Love towards God requires obedience. To truly love someone is to desire the highest good of that person, even to the giving of ourselves to meet the needs, and promote the well being of that individual. To truly love God requires that we seek His will and kingdom (Matt 6:33); it is to do all in His name, and for His glory (Col 3:17; 1 Cor 6:20, 10:31). Obedience to the commandments of Jesus Christ will flow naturally from the disciple who truly loves Him (John 14:21-24; 1 John 5:2-3). 

We are required to Love God with the entirety of our beings (Deut 6:4-9). This is upheld by the words of our Lord Jesus as well (Matt 22:36-40). Love is something that cannot be legislated; it cannot be coerced, it must come from the heart willingly, and unrestrained. Jesus demands this love, as the Highest good in the universe. How can we measure up? How can we overcome this world with all of its vain trappings; with all of the things that would steal our hearts from the One who truly deserves our highest affections? 
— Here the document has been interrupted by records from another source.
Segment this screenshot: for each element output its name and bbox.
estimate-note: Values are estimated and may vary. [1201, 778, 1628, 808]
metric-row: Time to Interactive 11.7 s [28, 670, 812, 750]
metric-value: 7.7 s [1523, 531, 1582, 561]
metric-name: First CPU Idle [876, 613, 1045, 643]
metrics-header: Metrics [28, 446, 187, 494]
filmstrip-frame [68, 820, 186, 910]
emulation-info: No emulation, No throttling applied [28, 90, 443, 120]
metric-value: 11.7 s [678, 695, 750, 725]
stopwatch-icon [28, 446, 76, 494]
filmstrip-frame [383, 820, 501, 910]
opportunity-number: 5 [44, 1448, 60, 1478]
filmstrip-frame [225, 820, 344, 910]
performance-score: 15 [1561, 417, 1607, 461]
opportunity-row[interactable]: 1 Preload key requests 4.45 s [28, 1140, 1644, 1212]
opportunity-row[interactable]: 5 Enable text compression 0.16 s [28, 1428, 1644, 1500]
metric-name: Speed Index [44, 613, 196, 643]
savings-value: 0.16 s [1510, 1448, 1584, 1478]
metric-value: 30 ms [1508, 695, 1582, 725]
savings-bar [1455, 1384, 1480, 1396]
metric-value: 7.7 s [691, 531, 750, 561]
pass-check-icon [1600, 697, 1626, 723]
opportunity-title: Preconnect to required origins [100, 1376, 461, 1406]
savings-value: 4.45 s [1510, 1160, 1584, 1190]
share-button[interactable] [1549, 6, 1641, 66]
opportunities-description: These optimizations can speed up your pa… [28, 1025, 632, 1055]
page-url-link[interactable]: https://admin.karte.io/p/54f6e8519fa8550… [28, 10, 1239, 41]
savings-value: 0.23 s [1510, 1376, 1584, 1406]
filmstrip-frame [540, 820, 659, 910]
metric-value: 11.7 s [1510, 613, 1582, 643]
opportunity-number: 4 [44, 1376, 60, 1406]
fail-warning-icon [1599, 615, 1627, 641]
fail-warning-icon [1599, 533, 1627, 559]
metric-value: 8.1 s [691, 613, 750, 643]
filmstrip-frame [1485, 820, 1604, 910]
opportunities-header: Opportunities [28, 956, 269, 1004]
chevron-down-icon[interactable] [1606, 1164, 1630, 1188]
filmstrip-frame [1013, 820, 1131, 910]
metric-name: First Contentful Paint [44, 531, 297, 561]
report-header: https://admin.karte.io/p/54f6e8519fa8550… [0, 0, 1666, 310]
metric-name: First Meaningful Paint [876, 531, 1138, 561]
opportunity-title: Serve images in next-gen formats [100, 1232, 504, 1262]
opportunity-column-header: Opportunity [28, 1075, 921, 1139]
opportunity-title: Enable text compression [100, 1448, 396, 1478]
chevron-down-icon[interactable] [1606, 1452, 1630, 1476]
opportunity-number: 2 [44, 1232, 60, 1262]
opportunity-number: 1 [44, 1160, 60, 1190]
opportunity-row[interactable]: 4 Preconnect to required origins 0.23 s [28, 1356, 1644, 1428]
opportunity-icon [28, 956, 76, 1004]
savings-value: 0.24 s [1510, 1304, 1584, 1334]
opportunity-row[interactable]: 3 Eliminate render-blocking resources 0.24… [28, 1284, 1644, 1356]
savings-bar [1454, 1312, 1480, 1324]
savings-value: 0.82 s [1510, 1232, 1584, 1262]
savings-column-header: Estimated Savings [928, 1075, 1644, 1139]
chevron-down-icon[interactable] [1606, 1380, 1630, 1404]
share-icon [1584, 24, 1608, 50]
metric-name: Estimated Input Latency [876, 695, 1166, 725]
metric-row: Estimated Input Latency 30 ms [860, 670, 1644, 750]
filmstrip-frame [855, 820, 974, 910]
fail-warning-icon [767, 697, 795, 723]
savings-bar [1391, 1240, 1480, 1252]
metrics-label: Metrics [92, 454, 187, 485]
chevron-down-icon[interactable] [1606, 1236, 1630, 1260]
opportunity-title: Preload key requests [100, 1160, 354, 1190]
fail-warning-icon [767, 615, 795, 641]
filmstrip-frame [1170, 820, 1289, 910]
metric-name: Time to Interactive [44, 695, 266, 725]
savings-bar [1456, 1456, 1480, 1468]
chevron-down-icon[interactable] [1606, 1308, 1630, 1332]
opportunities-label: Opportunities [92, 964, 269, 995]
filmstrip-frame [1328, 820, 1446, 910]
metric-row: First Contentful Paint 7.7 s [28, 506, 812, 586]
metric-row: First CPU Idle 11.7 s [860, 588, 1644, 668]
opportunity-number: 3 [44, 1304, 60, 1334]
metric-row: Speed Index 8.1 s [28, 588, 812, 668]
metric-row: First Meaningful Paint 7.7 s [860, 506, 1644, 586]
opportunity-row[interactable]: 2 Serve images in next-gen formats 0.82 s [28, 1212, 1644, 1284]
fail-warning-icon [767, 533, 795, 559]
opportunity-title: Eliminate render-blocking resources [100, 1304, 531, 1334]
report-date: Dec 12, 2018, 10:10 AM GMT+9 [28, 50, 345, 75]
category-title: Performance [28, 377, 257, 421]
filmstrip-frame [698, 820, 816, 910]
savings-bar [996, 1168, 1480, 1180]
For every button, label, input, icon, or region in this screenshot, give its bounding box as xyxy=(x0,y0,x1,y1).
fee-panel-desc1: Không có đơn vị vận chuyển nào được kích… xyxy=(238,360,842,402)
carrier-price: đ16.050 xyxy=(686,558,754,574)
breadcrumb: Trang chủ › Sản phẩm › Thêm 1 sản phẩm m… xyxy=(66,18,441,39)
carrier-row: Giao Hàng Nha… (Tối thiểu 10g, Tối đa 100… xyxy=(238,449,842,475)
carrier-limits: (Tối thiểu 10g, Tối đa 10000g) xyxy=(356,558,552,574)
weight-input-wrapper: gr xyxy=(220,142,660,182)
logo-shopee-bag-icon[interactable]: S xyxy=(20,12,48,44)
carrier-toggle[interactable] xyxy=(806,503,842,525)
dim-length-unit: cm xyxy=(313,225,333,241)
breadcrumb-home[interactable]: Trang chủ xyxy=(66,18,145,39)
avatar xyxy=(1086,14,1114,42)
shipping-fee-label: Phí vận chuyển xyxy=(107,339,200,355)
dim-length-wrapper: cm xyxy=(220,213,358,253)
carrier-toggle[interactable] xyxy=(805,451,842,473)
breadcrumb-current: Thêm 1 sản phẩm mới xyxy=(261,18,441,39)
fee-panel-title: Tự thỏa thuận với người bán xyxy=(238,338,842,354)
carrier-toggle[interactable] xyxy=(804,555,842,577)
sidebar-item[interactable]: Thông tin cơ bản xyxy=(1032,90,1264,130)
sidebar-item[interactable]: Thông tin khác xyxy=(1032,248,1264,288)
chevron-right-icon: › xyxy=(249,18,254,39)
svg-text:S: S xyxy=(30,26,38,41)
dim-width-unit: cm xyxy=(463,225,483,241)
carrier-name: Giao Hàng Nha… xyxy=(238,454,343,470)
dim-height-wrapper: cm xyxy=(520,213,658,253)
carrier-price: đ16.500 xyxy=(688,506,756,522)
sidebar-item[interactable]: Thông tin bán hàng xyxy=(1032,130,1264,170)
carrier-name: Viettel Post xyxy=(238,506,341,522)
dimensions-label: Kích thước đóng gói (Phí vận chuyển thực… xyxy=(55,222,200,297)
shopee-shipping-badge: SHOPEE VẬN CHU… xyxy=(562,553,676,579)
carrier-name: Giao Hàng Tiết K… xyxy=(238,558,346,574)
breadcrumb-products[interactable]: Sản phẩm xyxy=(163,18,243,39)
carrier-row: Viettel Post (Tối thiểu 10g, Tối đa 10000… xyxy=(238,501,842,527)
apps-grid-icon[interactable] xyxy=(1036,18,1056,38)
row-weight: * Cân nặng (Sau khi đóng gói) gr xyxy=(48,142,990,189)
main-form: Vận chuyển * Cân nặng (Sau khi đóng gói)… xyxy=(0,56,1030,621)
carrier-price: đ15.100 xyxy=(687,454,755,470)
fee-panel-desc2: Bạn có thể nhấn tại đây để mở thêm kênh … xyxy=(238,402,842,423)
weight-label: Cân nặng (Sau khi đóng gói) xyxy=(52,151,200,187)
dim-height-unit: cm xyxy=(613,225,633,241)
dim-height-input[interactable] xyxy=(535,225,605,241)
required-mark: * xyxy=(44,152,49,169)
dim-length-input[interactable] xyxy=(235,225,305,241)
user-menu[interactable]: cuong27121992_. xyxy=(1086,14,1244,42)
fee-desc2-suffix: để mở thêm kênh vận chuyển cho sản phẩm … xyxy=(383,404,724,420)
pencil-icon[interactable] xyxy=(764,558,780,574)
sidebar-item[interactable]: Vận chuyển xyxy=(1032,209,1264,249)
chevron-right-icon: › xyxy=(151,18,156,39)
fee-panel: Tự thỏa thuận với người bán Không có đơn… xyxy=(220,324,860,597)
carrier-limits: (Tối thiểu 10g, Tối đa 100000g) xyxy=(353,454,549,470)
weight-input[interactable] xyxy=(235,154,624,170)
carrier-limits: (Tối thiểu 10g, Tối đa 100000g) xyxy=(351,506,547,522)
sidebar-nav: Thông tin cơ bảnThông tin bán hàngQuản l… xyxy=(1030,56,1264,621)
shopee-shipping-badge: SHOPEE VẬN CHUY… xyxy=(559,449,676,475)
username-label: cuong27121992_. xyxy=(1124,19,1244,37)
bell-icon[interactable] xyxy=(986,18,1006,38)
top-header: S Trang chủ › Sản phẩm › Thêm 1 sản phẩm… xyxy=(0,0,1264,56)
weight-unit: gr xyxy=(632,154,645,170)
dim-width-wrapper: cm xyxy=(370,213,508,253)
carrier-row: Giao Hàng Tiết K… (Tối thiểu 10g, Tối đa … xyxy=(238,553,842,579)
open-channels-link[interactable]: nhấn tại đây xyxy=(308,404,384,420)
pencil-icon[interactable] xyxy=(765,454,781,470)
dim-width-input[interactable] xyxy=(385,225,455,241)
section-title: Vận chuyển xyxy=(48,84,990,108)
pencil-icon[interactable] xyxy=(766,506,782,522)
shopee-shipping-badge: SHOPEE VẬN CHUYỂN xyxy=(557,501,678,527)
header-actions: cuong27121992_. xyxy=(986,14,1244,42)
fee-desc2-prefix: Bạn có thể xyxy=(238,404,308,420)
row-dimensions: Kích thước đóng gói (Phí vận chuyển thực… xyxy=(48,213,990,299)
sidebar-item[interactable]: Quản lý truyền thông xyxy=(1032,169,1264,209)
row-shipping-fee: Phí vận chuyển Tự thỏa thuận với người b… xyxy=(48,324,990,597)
For whatsoever is born of God overcometh the world: and this is the victory thst overcometh the world, even our faith.
Who is he that overcometh the world, but he that believeth that Jesus is the son of God? 
(1 John 5:4-5 KJV)

If we are not overcoming the world, it is overcoming us! We overcome by faith in the risen Christ, Jesus the son of God. When we trust, we will obey, with a faith that works by love (Gal 5:6).